Ensuite, le sucre, pareil. Trop tôt, trop concentré. J'ai lu des trucs sur internet, des forums de cuisine... un enfer. Trop d'infos, contradictoires. Bref, un cauchemar. J'avais mal géré les ingrédients.

Pour la levure chimique, c'est autre chose. Plus simple, je l'utilise tout le temps. On mélange, hop, c'est parti. Pour les gâteaux, les muffins... ça marche nickel.

  • Levure fraîche : pas de sel direct, pas de sucre concentré
  • Levure sèche : prête à l'emploi
  • Levure chimique : mélange direct

Ma grand-mère, elle m’a regardé faire, un sourire amusé en coin des lèvres. Elle a ensuite repris la main, ça sentait le citron et l’espoir. Elle est une pro. Son gâteau était parfait. Le mien... hum... on a fait des crêpes.

Quels facteurs influencent lactivité de la levure ?

Ah, la levure ! Ça me rappelle les gâteaux ratés de ma grand-mère... La température, c'est le boss. Genre, à 30°C, ça carbure 3 fois plus qu'à 20°C. Un peu comme moi avec un café !

Et après ? Jusqu'à 40°C, la fermentation grimpe de 8 à 10% à chaque degré en plus. C'est pas mal, hein ?
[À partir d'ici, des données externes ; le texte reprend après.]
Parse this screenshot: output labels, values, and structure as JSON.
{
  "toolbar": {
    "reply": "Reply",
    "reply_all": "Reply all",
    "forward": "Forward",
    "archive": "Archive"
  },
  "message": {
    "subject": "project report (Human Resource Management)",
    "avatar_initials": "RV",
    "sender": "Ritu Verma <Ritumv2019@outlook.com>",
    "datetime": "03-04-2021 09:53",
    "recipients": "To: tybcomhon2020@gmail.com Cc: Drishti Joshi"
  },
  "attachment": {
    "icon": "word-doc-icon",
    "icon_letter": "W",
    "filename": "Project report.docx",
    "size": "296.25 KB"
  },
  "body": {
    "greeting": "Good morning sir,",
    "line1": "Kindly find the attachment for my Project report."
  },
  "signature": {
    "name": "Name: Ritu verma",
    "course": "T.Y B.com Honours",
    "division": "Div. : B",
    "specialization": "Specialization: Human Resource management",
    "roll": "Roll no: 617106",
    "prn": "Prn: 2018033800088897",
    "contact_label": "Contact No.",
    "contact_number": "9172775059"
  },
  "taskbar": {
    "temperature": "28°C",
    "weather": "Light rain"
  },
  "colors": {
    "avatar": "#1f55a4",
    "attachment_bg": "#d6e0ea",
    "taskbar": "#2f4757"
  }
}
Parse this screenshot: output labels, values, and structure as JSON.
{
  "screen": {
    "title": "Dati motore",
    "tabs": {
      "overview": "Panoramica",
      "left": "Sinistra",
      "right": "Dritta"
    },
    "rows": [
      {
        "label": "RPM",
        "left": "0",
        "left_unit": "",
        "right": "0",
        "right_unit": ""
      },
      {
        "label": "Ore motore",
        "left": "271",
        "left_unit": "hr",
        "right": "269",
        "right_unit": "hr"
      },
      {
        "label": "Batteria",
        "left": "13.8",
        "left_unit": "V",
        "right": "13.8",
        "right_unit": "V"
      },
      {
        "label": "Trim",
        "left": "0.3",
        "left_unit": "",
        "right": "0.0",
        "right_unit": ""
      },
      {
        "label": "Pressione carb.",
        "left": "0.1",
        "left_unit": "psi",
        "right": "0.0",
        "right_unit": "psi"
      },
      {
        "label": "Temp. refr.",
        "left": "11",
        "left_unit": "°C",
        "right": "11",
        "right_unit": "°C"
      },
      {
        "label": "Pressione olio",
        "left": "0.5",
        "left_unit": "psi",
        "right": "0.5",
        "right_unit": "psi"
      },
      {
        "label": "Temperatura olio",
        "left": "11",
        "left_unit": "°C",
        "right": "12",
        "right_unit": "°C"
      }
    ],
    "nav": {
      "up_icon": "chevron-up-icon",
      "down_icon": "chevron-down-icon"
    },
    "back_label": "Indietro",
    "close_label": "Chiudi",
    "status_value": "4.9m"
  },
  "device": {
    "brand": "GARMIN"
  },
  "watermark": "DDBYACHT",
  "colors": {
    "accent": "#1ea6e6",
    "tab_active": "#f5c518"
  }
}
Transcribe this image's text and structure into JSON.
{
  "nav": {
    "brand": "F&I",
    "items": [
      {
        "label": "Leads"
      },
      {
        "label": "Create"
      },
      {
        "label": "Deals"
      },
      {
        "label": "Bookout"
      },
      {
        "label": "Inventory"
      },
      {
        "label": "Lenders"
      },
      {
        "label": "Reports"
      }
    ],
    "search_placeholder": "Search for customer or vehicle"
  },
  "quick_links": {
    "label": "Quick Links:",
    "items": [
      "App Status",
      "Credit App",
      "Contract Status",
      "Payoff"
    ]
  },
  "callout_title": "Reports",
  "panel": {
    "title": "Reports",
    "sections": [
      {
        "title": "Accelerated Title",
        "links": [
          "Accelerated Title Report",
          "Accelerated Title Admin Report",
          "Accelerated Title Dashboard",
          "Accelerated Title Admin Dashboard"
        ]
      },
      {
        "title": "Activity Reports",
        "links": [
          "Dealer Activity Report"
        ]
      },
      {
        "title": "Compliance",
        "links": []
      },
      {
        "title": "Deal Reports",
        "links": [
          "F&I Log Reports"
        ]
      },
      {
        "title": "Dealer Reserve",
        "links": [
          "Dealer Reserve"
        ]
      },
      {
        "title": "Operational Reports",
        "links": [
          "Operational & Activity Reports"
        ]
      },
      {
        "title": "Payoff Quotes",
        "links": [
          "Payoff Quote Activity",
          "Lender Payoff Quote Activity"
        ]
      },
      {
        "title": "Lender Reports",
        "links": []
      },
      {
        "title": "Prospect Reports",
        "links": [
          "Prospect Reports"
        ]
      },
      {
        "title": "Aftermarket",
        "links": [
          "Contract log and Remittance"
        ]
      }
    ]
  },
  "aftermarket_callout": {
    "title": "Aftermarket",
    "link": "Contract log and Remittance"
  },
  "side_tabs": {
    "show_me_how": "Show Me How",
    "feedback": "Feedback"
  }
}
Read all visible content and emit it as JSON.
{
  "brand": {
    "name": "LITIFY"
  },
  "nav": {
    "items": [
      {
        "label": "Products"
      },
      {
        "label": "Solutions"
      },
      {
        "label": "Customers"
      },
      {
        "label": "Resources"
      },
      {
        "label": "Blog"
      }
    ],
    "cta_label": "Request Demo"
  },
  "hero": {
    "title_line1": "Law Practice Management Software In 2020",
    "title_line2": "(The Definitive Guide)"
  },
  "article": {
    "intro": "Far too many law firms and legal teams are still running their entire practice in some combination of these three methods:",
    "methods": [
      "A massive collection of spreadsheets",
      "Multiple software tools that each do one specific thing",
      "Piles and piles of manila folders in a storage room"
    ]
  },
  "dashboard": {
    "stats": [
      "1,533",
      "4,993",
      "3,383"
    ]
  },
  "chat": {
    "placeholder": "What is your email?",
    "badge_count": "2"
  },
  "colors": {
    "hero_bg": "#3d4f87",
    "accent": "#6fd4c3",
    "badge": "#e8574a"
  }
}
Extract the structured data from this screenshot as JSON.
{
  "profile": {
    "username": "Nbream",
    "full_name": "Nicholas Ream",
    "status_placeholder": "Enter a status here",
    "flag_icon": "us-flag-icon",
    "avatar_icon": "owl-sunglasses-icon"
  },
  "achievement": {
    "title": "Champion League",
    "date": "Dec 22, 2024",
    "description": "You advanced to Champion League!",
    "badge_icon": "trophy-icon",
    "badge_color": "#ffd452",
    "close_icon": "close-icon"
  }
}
  • Mais 0°C ? Presque rien, la levure fait la grève.
  • 40°C, ça commence à baisser.
  • Puis 50°C, RIP la levure !

C'est comme la vie, trop froid, trop chaud, faut trouver le juste milieu. Bon, je file, j'ai un truc urgent à faire... Ah oui, vérifier si mon pain a levé ! J'ai utilisé de la levure de boulangerie sèche active, mais je me demande si la date de péremption est bonne...

Et y'a quoi d'autre qui joue ? Ben, la quantité de sucre forcément. Et puis, l'humidité, logique. Si c'est trop sec, ça marche pas. L'oxygène au début, ça les aide à se multiplier. Et après, elles bossent sans. Un peu comme moi avec mon projet, faut un coup de boost au début, et ensuite, je me débrouille !

Ah, j'oubliais ! Le pH. Faut pas que ce soit trop acide. Ma tante, elle mettait toujours un peu de bicarbonate, je crois. Bref, toute une science !

Et la souche de levure, ça compte aussi. Y'en a des plus costaudes que d'autres. C'est comme nous, quoi !

Pourquoi mettre le sel en fin de pétrissage ?

Alors, pourquoi le sel à la fin du pétrissage? Et la levure dans la farine ? C'est simple, enfin pas tant que ça...

Déjà, la levure, on la mélange à la farine pour la disperser uniformément, tu vois. Après, l'eau, c'est au pif, selon la farine, quoi. Certaines boivent plus que d'autres, c'est comme nous, lol.

Le sel... Ah, le sel! Le sel, c'est le dernier ajout genre, parce que :

  • Il ralentit l'action de la levure. Genre, il la bride un peu. Si tu le mets au début, la levure galère, elle bosse moins bien. Du coup, ta pâte lève mal.

  • Il resserre le gluten. Tu vois, le gluten, c'est ce qui donne l'élasticité à la pâte. Le sel le rend plus fort, plus résistant. Mais trop tôt, ça bloque l'absorption de l'eau.

Donc, sel en dernier, pour une pâte au top! Ma grand-mère, elle mettait toujours un peu de lait aussi, paraît que ça rend la mie plus moelleuse...

Pis, tu sais, une fois, j'ai oublié le sel! La catastrophe! Pain tout fade, une horreur! Comme une baguette sans goût, beurk.

Et surtout n'oublie pas le sel, c'est hyper important!